Personal Injury Claims in Oklahoma
If you have suffered an injury that you believe was the fault of another person or was caused by a defective product, then you may have options. You can file a personal injury lawsuit to seek compensation for the costs associated with your injury.
Oklahoma’s “At-Fault” System
When it comes to accidents, Oklahoma is an “at-fault” state. Whoever was responsible for the accident must pay for the medical bills and property damages, usually through their insurance. Liability insurance is typically what is used to cover these expenses. If the responsible party’s insurance does not cover all of the costs caused by the injury, then it is possible for the victim to file a lawsuit against them to pay for additional costs.

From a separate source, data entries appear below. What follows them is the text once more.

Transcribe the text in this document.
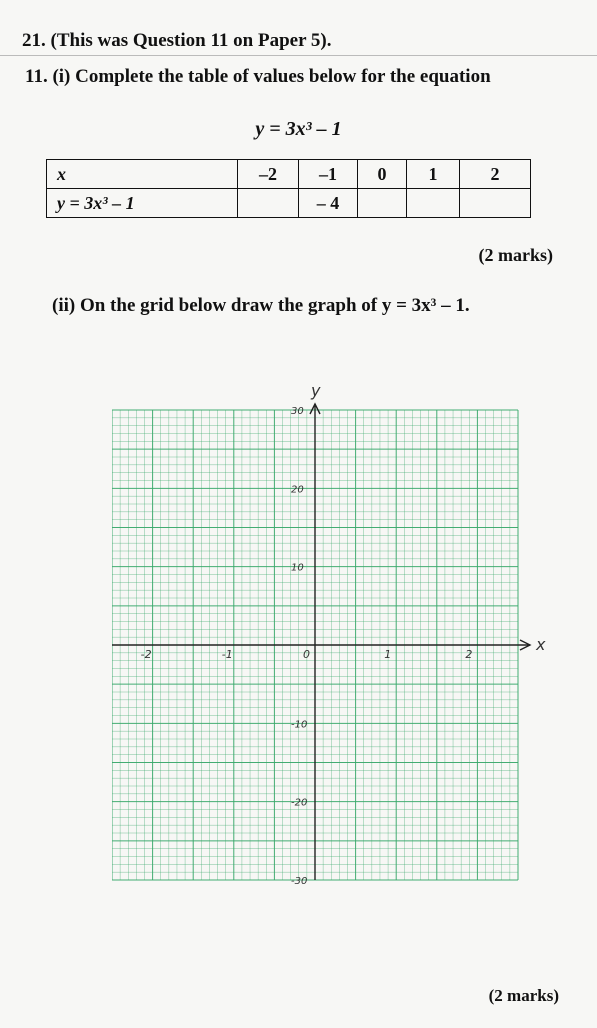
21. (This was Question 11 on Paper 5).
11. (i) Complete the table of values below for the equation
y = 3x³ – 1
x	–2	–1	0	1	2
y = 3x³ – 1		– 4			
(2 marks)
(ii) On the grid below draw the graph of y = 3x³ – 1.
x
y
-2	-1	0	1	2
30
20
10
-10
-20
-30
(2 marks)
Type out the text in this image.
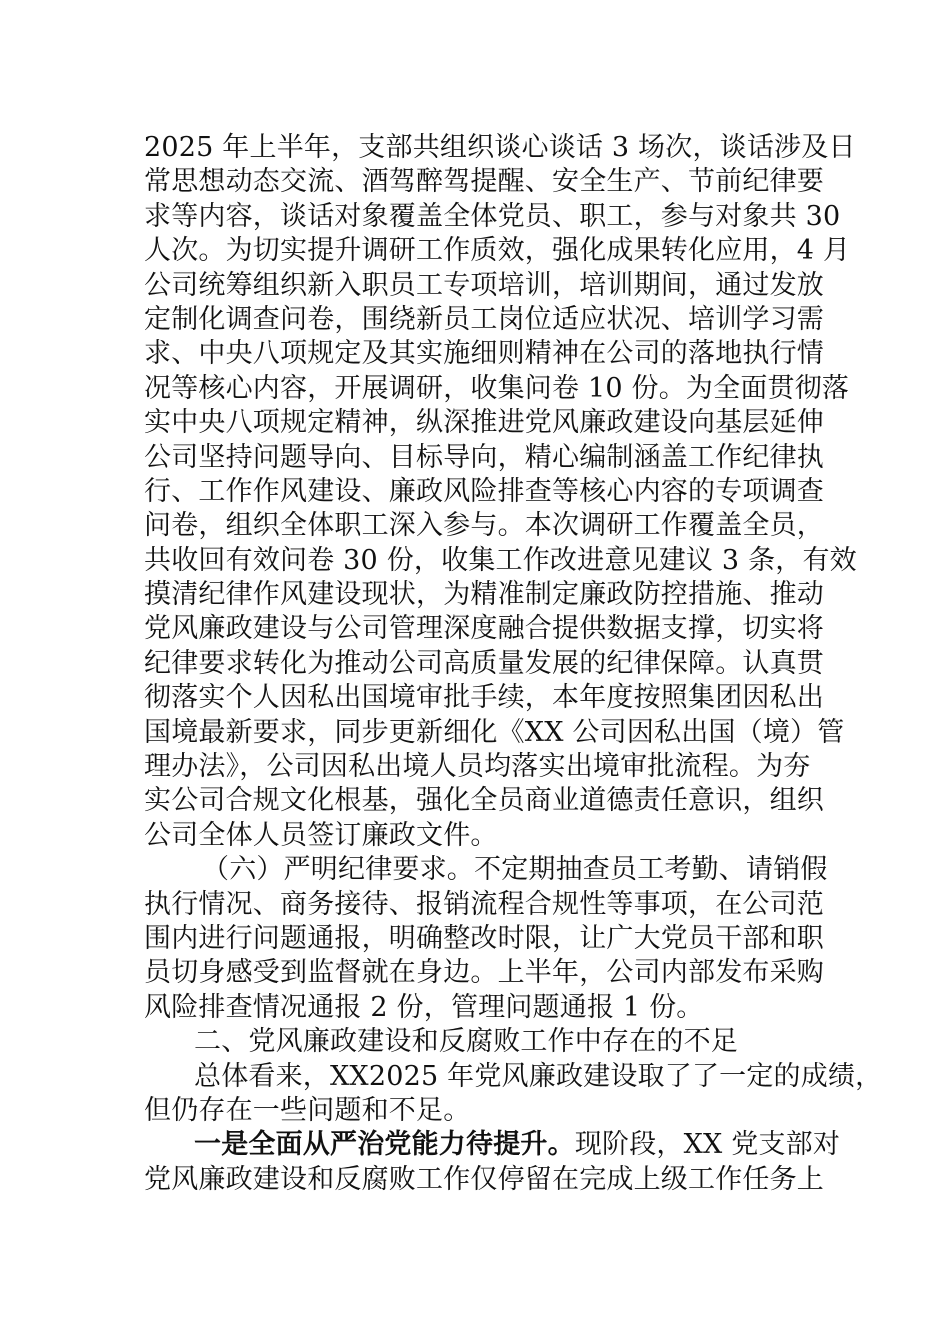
2025 年上半年，支部共组织谈心谈话 3 场次，谈话涉及日
常思想动态交流、酒驾醉驾提醒、安全生产、节前纪律要
求等内容，谈话对象覆盖全体党员、职工，参与对象共 30
人次。为切实提升调研工作质效，强化成果转化应用，4 月
公司统筹组织新入职员工专项培训，培训期间，通过发放
定制化调查问卷，围绕新员工岗位适应状况、培训学习需
求、中央八项规定及其实施细则精神在公司的落地执行情
况等核心内容，开展调研，收集问卷 10 份。为全面贯彻落
实中央八项规定精神，纵深推进党风廉政建设向基层延伸
公司坚持问题导向、目标导向，精心编制涵盖工作纪律执
行、工作作风建设、廉政风险排查等核心内容的专项调查
问卷，组织全体职工深入参与。本次调研工作覆盖全员，
共收回有效问卷 30 份，收集工作改进意见建议 3 条，有效
摸清纪律作风建设现状，为精准制定廉政防控措施、推动
党风廉政建设与公司管理深度融合提供数据支撑，切实将
纪律要求转化为推动公司高质量发展的纪律保障。认真贯
彻落实个人因私出国境审批手续，本年度按照集团因私出
国境最新要求，同步更新细化《XX 公司因私出国（境）管
理办法》，公司因私出境人员均落实出境审批流程。为夯
实公司合规文化根基，强化全员商业道德责任意识，组织
公司全体人员签订廉政文件。
（六）严明纪律要求。不定期抽查员工考勤、请销假
执行情况、商务接待、报销流程合规性等事项，在公司范
围内进行问题通报，明确整改时限，让广大党员干部和职
员切身感受到监督就在身边。上半年，公司内部发布采购
风险排查情况通报 2 份，管理问题通报 1 份。
二、党风廉政建设和反腐败工作中存在的不足
总体看来，XX2025 年党风廉政建设取了了一定的成绩，
但仍存在一些问题和不足。
一是全面从严治党能力待提升。现阶段，XX 党支部对
党风廉政建设和反腐败工作仅停留在完成上级工作任务上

If you were injured by a product, and the product was somehow defective, then you may be able to file a personal injury claim against the manufacturer. There are different types of product liability claims, including negligence, strict liability, and breach of warranty or fitness.

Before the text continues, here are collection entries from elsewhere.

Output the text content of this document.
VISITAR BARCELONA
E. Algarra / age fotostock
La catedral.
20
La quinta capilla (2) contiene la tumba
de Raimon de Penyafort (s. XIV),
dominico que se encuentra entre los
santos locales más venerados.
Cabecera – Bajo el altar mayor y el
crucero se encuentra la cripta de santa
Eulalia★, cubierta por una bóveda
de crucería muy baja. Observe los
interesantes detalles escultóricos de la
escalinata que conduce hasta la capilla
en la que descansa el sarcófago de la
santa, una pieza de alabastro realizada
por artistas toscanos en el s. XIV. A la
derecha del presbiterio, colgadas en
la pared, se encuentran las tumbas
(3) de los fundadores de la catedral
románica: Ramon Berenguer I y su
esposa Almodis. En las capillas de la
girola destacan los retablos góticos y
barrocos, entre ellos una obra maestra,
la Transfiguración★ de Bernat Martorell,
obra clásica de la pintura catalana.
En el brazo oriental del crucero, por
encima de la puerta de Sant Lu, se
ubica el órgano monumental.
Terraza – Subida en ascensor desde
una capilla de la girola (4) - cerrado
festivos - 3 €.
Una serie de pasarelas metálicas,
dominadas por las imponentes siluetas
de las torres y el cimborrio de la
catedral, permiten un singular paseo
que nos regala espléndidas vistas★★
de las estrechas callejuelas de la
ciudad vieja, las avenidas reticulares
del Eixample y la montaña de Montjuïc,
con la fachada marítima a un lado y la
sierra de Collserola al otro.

In this type of case, you must prove that a property owner did not maintain their property and that the condition of the property resulted in your injury. Negligence, such as a lack of reasonable care, is the typical basis for cases like these.
Modified Comparative Negligence
Many states, including Oklahoma, follow a “modified comparative negligence” rule. This means that if you partially caused the accident, then any money you receive will be reduced by the percentage that the court decides the accident was your fault (if the percentage is less than 50%).
For example, if the accident was 10% your fault and the court awards a total of $100,000, you’ll receive $90,000 instead. However, if the accident was 50% or more your fault, then under Oklahoma law, you cannot receive any compensation.
Statute of Limitations
In Oklahoma, the statute of limitations on personal injury cases is two years. If you file your claim more than two years after the date of the accident, the court will most likely not consider your case.
To prove that a person or company was negligent, you have to show that they did not fulfill their duty of reasonable care. If you can prove that the other party was careless, or a product was defective, then typically the other party can be held liable and may be required to compensate you.
Potential Damages Available
Some states set a cap on how much you can receive in damages. In Oklahoma, there is a cap on non-economic damages, which means you can receive money for the pain and suffering the accident inflicted on your life. That cap is set at $350,000.
However, the cap does not affect how much you can receive for damages relating to your medical care or lost income.